In a separate study on conflict-of-interest that appears this week in the Journal of the American Medical Association (JAMA), researchers found that some resident physicians rationalized that they were comfortable accepting gifts—because they had made sacrifices and they were "worthy of that treatment."

No physicians took any gifts in this study, said co-author, Sunita Sah, who is a former practicing physician who once consulted for pharmaceutical companies on sales and marketing to physician.

However, in their survey of 301 resident physicians, they found that "reminding physicians of sacrifices made in obtaining their education" resulted in gifts being evaluated as more acceptable: 21.7% in the control group vs. 47.5% in the group who "reminded" were more accepting of receiving gifts.

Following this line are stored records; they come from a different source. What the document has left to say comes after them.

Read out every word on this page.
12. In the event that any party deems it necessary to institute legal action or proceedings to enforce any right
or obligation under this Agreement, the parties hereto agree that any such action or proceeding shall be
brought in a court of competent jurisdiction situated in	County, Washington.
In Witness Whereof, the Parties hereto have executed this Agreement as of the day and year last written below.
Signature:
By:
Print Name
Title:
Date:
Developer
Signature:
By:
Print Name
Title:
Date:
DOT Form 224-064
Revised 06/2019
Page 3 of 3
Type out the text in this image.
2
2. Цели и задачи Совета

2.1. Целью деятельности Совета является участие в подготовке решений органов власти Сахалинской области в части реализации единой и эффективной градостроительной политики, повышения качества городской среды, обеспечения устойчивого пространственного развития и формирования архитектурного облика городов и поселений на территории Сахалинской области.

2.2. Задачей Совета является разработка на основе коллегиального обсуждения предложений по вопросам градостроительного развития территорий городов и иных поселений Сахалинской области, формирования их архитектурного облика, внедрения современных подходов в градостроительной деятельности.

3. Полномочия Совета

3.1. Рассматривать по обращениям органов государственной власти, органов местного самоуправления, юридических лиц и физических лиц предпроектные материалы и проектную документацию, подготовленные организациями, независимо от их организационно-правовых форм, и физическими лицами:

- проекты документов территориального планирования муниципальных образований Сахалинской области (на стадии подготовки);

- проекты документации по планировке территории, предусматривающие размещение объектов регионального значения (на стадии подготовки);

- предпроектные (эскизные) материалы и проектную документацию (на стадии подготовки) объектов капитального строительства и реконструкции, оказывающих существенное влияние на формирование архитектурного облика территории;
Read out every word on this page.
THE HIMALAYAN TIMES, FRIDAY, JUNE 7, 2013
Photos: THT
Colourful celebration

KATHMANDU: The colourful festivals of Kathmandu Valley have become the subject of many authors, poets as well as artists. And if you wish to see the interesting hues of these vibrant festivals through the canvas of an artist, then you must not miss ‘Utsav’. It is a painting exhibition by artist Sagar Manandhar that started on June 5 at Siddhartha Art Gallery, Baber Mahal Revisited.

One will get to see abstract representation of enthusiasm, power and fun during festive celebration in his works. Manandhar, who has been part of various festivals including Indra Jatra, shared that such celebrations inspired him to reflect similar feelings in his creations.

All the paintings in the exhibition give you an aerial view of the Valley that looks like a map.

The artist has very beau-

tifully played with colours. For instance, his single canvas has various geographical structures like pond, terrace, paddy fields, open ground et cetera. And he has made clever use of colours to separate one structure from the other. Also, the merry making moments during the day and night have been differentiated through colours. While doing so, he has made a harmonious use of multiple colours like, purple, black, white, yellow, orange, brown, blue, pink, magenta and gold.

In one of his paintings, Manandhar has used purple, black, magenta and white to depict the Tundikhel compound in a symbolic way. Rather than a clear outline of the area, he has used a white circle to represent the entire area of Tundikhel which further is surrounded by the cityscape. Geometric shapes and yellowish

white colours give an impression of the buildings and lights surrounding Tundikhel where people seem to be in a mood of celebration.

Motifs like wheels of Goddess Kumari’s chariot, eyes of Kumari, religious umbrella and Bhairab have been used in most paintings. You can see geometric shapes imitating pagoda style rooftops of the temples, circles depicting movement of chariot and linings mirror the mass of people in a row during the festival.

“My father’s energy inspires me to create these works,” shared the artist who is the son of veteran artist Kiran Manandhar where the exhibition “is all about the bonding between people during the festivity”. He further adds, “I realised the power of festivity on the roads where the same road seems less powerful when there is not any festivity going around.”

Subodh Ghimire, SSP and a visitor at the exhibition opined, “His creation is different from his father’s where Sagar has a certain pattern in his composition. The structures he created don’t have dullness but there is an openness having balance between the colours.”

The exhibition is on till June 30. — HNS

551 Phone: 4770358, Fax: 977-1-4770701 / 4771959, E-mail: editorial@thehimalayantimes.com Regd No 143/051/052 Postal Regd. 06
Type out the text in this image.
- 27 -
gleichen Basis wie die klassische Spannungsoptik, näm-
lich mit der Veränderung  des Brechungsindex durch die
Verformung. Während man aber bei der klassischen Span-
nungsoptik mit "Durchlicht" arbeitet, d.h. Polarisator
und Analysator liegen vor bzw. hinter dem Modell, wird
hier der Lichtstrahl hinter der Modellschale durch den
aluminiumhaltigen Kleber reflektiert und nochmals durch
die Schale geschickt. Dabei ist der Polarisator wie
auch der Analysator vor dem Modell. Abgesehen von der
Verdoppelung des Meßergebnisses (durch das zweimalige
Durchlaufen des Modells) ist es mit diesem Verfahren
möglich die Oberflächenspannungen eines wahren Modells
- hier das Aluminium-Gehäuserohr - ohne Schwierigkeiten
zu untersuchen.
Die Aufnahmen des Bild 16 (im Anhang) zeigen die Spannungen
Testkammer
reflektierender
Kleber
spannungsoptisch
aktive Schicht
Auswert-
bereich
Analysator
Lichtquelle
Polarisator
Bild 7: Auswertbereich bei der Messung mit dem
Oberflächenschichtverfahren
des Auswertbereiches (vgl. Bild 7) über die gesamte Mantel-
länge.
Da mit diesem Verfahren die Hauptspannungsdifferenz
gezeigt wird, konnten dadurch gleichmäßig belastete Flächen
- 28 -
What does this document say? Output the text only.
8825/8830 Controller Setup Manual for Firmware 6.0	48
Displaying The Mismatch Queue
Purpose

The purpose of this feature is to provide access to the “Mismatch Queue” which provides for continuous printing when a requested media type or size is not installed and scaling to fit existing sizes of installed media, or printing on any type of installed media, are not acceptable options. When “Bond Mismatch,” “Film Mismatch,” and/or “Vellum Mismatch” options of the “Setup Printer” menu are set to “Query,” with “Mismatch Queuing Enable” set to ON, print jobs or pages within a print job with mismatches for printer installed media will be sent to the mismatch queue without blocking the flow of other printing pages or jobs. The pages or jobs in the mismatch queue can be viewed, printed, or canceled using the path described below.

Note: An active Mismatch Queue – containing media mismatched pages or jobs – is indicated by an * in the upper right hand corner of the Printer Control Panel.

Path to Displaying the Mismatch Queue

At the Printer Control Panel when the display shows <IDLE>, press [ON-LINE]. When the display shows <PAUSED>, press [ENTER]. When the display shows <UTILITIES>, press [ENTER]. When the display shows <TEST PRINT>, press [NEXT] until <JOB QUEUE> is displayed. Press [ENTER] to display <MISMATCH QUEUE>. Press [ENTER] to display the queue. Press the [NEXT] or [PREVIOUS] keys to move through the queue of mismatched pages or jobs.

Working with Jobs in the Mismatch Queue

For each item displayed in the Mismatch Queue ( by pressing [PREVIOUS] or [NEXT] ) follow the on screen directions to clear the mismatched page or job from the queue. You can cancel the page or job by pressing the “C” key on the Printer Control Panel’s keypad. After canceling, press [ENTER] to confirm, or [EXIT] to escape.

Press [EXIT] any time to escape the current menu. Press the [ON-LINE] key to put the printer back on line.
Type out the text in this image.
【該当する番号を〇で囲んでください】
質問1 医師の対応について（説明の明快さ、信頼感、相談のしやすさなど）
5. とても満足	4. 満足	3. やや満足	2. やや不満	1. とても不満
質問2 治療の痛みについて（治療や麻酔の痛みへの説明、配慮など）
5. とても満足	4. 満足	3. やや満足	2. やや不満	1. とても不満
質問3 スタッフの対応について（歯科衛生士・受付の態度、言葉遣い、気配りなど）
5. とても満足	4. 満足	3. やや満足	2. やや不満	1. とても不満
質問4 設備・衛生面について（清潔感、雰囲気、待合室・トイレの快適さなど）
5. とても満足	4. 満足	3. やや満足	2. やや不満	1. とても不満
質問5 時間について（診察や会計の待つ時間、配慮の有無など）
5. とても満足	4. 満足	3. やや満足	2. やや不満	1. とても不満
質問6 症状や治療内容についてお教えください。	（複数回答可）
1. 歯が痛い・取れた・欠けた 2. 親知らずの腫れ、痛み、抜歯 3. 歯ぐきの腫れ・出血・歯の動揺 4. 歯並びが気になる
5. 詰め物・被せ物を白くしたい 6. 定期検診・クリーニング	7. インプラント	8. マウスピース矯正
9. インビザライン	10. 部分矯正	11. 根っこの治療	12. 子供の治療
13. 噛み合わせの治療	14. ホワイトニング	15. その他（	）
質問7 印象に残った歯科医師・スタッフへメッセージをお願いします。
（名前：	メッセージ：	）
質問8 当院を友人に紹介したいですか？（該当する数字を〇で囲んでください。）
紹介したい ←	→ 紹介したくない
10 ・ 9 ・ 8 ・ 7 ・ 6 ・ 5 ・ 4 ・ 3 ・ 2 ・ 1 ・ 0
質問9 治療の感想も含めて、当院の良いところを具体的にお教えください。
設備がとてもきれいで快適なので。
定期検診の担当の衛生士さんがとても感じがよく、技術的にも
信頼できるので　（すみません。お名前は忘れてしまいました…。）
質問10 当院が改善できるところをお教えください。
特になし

Financial self-interest may not "fully explain physicians’ acceptance of gifts," said the researchers from Carnegie-Mellon University in Pittsburgh. Rather, well-intentioned physicians may use rationalizations—subjective perceptions of hardships to accept "potentially biasing gifts."

Making conflict-of-interest disclosures is important to consumers, Rothman says, as evidenced by a recent Consumer Reports survey that found that nearly half of the patients questioned thought that gifts from pharmaceutical companies influenced their physicians' choices of medications.

But it's important as well to healthcare leaders. "What is certain is that colleagues need to know—whether you're making appointments to formulary committees, to lecture assignments, to medical students, or training residents or [making] decisions on publications," he says.

"It's a little bit of a pain in the neck" now to go to separate company sites to verify information, he says. While having an aggregated and more searchable site is still a few years off, Rothman advises: "Sure, trust your colleagues—but verify."